Nel caso in esame la Cassazione si è pronunciata sul ricorso promosso da una donna condannata in concorso con il convivente per il reato ex art. 572 c.p. di maltrattamenti in famiglia ai danni dei loro due figli minori. Ed infatti i giudici di merito avevano ritenuto che i maltrattamenti erano rappresentati da tutti i litigi svolti davanti ai figli che ormai erano costretti a convivere con un clima di terrore e continua agitazione, costretti ad assistere “alle reiterate manifestazioni di reciproca conflittualità realizzate nell’ambito del rapporto di convivenza” tra i loro genitori e che si concretizzavano “mediante ripetuti episodi di aggressività fisica e psicologica, con condotte vessatorie e continui litigi, minacce e danneggiamenti di suppellettili, loro violente liti”.
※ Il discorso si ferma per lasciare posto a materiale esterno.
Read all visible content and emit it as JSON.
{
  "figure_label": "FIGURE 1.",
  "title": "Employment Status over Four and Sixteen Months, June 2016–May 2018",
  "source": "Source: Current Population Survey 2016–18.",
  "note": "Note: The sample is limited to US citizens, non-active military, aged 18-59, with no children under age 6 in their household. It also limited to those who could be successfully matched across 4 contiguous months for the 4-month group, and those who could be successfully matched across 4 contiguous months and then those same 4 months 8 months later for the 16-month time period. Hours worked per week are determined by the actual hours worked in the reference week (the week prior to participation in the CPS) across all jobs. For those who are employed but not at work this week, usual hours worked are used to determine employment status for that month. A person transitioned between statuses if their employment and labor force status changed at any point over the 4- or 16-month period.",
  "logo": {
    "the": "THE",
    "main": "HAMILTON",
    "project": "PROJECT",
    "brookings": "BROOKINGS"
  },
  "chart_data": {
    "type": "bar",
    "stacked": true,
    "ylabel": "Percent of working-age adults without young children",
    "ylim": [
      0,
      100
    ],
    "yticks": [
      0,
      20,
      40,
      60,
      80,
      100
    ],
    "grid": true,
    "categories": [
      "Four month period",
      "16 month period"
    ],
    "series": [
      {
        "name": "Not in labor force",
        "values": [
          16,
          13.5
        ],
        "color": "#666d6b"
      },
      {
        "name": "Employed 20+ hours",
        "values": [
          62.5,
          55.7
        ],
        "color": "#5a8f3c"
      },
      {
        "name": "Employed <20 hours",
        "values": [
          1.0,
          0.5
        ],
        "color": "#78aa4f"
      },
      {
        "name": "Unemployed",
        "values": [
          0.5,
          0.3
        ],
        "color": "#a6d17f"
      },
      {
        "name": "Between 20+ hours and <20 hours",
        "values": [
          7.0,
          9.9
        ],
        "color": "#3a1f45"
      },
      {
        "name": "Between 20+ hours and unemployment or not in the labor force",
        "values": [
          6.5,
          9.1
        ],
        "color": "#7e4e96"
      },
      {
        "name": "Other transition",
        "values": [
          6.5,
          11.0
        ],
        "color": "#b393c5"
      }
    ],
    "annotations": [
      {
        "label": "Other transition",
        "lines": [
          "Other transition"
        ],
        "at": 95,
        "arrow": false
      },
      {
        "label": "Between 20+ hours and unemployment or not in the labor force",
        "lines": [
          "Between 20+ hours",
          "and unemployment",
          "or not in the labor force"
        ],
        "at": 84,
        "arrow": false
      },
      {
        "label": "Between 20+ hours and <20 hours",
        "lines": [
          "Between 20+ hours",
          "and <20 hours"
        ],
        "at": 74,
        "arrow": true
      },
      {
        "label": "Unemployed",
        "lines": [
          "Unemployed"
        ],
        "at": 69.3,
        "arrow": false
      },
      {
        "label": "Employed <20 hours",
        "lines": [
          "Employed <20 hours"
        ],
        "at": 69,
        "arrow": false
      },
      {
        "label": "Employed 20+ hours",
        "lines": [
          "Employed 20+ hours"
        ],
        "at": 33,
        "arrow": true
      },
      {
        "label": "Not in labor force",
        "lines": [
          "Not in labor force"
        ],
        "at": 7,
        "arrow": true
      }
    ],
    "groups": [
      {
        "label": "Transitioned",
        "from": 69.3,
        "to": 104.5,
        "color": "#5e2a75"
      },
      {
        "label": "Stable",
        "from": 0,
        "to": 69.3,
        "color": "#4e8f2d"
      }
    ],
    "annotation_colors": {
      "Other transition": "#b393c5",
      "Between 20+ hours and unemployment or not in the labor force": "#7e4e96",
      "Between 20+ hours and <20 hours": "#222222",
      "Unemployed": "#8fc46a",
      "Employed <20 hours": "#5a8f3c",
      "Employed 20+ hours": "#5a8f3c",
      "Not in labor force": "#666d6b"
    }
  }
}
Secondo la Corte d’Appello i maltrattamenti erano consistiti in molteplici episodi di violenza assistita, atteso che i minori erano costretti ad assistere passivamente alle violente discussioni dei loro genitori.
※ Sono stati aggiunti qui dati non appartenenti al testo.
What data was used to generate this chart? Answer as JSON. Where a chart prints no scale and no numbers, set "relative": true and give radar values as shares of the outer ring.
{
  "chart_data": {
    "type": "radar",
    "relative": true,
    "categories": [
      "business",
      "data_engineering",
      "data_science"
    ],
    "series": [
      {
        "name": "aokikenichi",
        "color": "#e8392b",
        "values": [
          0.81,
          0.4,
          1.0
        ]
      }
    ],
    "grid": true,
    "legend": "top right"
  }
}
Secondo la Cassazione i maltrattamenti nel caso di specie sussistono in quanto nel litigare in presenza dei figli i loro genitori avevano creato una atmosfera di angosce e agitazione, potenziali cause di traumi nei minori. Pertanto per gli Ermellini il delitto di maltrattamenti si può configurare anche nel caso in cui le condotte prevaricatrici non siano rivolte direttamente ai figli minori, ma li coinvolgono indirettamente, quali inermi spettatori di violenti liti. In tali casi certamente però occorre una prova molto rigorosa dei fatti e si dovrà altresì dimostrare che l’illecito abbia provocato un grave stato di sofferenza psicofisica nei minori, quali spettatori passivi.

Ma nel caso che ci occupa la Corte di Appello non aveva verificato se il rapporto altamente conflittuale dei genitori avesse reale e concreta valenza maltrattante, pertanto la sentenza doveva essere annullata per difetto di motivazione. Non si disponeva alcun rinvio, atteso che nelle more il reato si era estinto in quanto prescritto.